In the presidential election,Trump argued that terrorists were using the U.S. refugee resettlement program as a means of entering the U.S. and campaigned on a ban against Muslims. A week after assuming the presidency, he signed Executive Order 13769 banning Muslims from seven countries from entering the U.S.

Egeler said there was no evidence to back up Trump’s claim and the immediate order caught many in transit with no chance of due process. She said the legal team within the attorney general’s department worked throughout the weekend following the Friday signing of the order to obtain a temporary restraining order. It was issued nationwide Feb. 3 in Washington v. Trump and upheld on appeal by the U.S. Court of Appeals for the Ninth Circuit on Feb. 9.

Executive Order 13780 then replaced 13769, placing limits on travel from six countries and for all refugees that did not possess a visa or valid travel documents. The new order has been the subject of court battles for a restraining order and under a permanent injunction. The U.S. Department of Justice has indicated it will continue to fight for the executive order. Egeler said the states of Washington and Hawaii as well as other individual cases have indicated a willingness to fight the ban to the highest U.S. courts.

Egeler said that out of the ensuing court battles came a court ruling that gave insight into executive orders 13769 and 13780 where Title 8 of the United States Code discusses inadmissible aliens and gives the president the right to suspend entry if determined detrimental to the interests of the U.S. However, it is tempered by the Immigration and Nationality Act of 1965, which maintains that no person shall receive preference or priority or be discriminated against when a visa is issued because of race, sex, nationality, place of birth or place of residence.

The courts, she said, in halting the last order maintained they had the ability to affect orders that impacted the rule of law and the rights of individuals but that they did not have the power to prevent the president from issuing executive orders.

While unable to attend the lecture in person, Richard Gordon, who served as lead counsel for Wales in the R (Miller) v. Secretary of State for Exiting the European Union (Brexit) case, sent a video presentation discussing the role of the rule of law in the case. Gina Miller was the U.K. woman who mounted a legal challenge that resulted in a decision that only Parliament could make a decision that could remove the U.K. from the European Union since it had enacted legislation entering into the union. Removal was not a decision by the current government executive, despite a referendum.

Gordon’s presentation looked at the balance of power that existed in government, parliament and the people and how the rule of law, which was designed to be universal, represented the interests of all individuals.

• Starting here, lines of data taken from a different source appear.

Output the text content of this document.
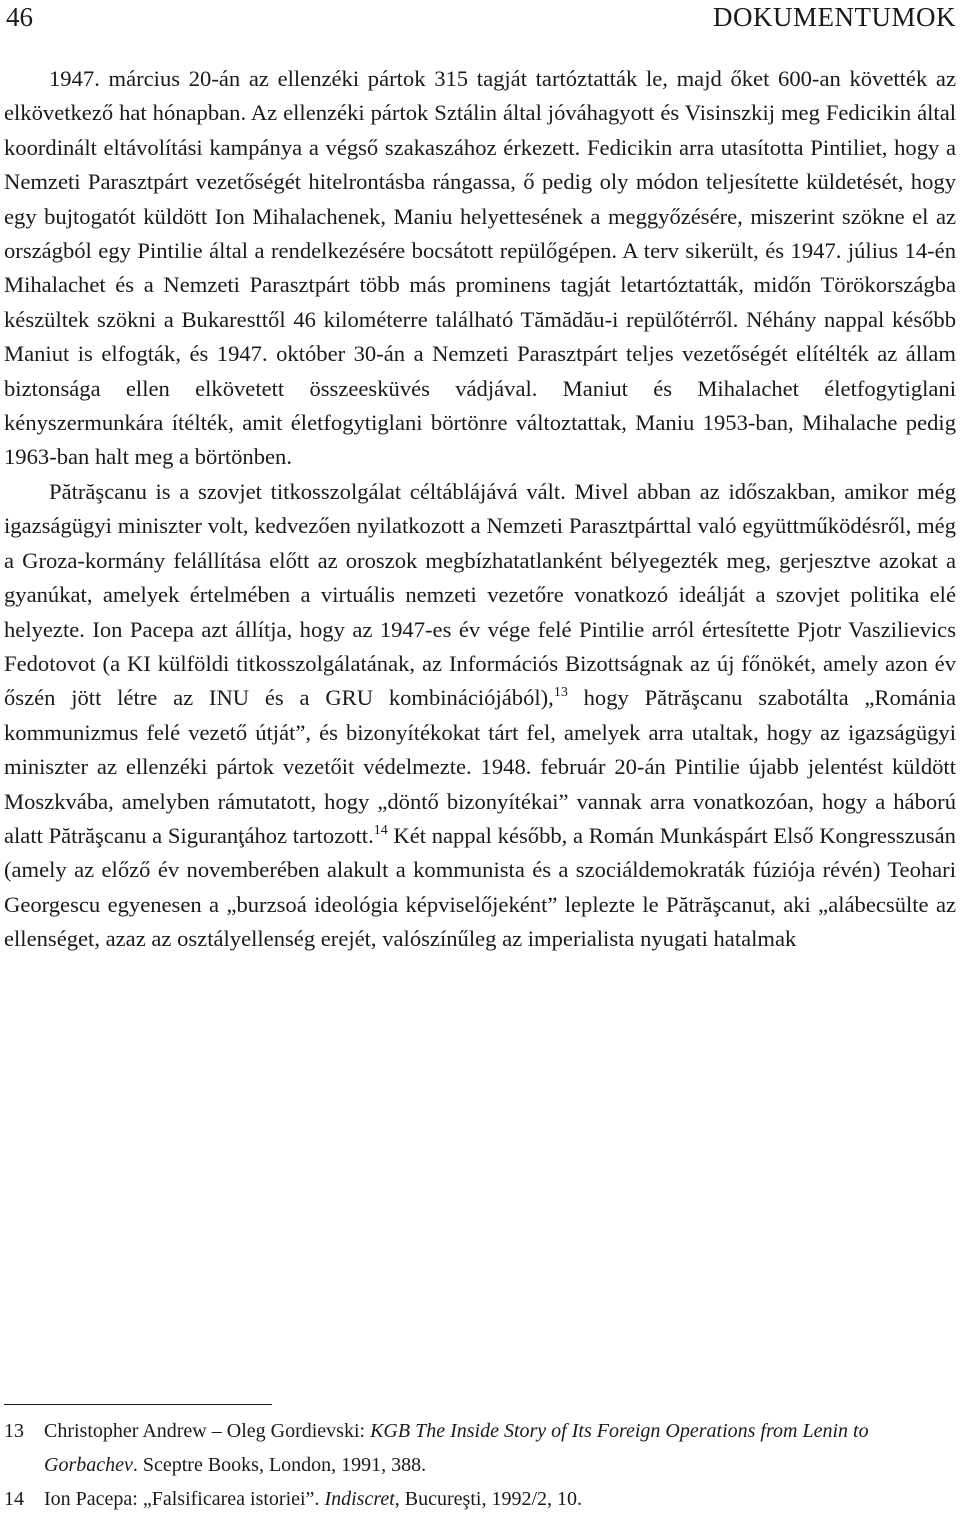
46	DOKUMENTUMOK

1947. március 20-án az ellenzéki pártok 315 tagját tartóztatták le, majd őket 600-an követték az elkövetkező hat hónapban. Az ellenzéki pártok Sztálin által jóváhagyott és Visinszkij meg Fedicikin által koordinált eltávolítási kampánya a végső szakaszához érkezett. Fedicikin arra utasította Pintiliet, hogy a Nemzeti Parasztpárt vezetőségét hitelrontásba rángassa, ő pedig oly módon teljesítette küldetését, hogy egy bujtogatót küldött Ion Mihalachenek, Maniu helyettesének a meggyőzésére, miszerint szökne el az országból egy Pintilie által a rendelkezésére bocsátott repülőgépen. A terv sikerült, és 1947. július 14-én Mihalachet és a Nemzeti Parasztpárt több más prominens tagját letartóztatták, midőn Törökországba készültek szökni a Bukaresttől 46 kilométerre található Tămădău-i repülőtérről. Néhány nappal később Maniut is elfogták, és 1947. október 30-án a Nemzeti Parasztpárt teljes vezetőségét elítélték az állam biztonsága ellen elkövetett összeesküvés vádjával. Maniut és Mihalachet életfogytiglani kényszermunkára ítélték, amit életfogytiglani börtönre változtattak, Maniu 1953-ban, Mihalache pedig 1963-ban halt meg a börtönben.

Pătrăşcanu is a szovjet titkosszolgálat céltáblájává vált. Mivel abban az időszakban, amikor még igazságügyi miniszter volt, kedvezően nyilatkozott a Nemzeti Parasztpárttal való együttműködésről, még a Groza-kormány felállítása előtt az oroszok megbízhatatlanként bélyegezték meg, gerjesztve azokat a gyanúkat, amelyek értelmében a virtuális nemzeti vezetőre vonatkozó ideálját a szovjet politika elé helyezte. Ion Pacepa azt állítja, hogy az 1947-es év vége felé Pintilie arról értesítette Pjotr Vaszilievics Fedotovot (a KI külföldi titkosszolgálatának, az Információs Bizottságnak az új főnökét, amely azon év őszén jött létre az INU és a GRU kombinációjából),$^{13}$ hogy Pătrăşcanu szabotálta „Románia kommunizmus felé vezető útját”, és bizonyítékokat tárt fel, amelyek arra utaltak, hogy az igazságügyi miniszter az ellenzéki pártok vezetőit védelmezte. 1948. február 20-án Pintilie újabb jelentést küldött Moszkvába, amelyben rámutatott, hogy „döntő bizonyítékai” vannak arra vonatkozóan, hogy a háború alatt Pătrăşcanu a Siguranţához tartozott.$^{14}$ Két nappal később, a Román Munkáspárt Első Kongresszusán (amely az előző év novemberében alakult a kommunista és a szociáldemokraták fúziója révén) Teohari Georgescu egyenesen a „burzsoá ideológia képviselőjeként” leplezte le Pătrăşcanut, aki „alábecsülte az ellenséget, azaz az osztályellenség erejét, valószínűleg az imperialista nyugati hatalmak

13 Christopher Andrew – Oleg Gordievski: KGB The Inside Story of Its Foreign Operations from Lenin to Gorbachev. Sceptre Books, London, 1991, 388.

14 Ion Pacepa: „Falsificarea istoriei”. Indiscret, Bucureşti, 1992/2, 10.
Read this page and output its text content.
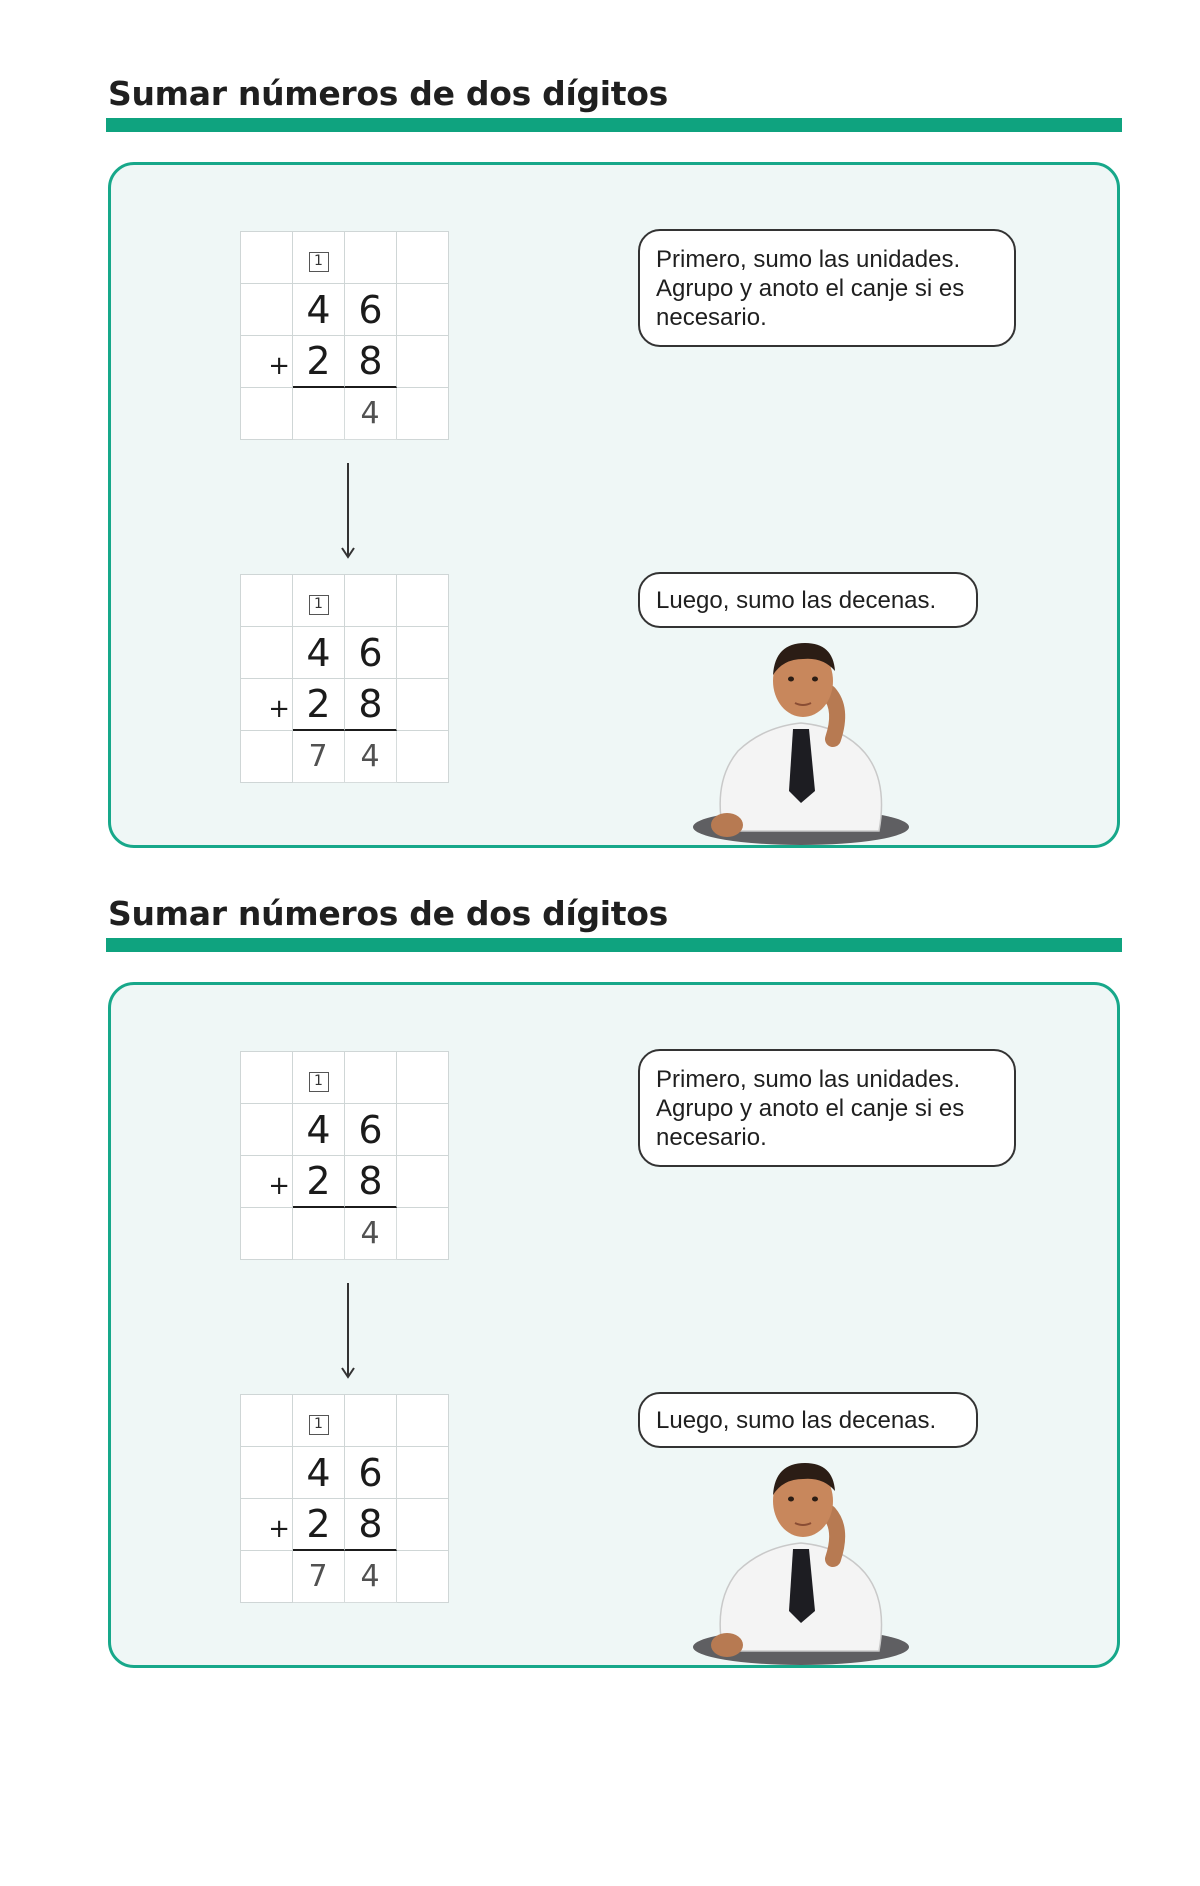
Sumar números de dos dígitos
1
4 6
+ 2 8
4
1
4 6
+ 2 8
7	4
Primero, sumo las unidades. Agrupo y anoto el canje si es necesario.
Luego, sumo las decenas.
Sumar números de dos dígitos
1
4 6
+ 2 8
4
1
4 6
+ 2 8
7	4
Primero, sumo las unidades. Agrupo y anoto el canje si es necesario.
Luego, sumo las decenas.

In his presentation, Gordon returned to the eight principles underlying the rule of law as presented by Lord Tom Bingham in his book Rule of Law.

Both Egeler and Gordon’s video presentations will be available on the LSBC website by mid-June, with Gordon’s already on YouTube.

The LSBC’s Rule of Law committee hopes to make the lectures an annual event, said Craig Ferris, chairman of the committee. Moderator for the session was lawyer Jon Festinger.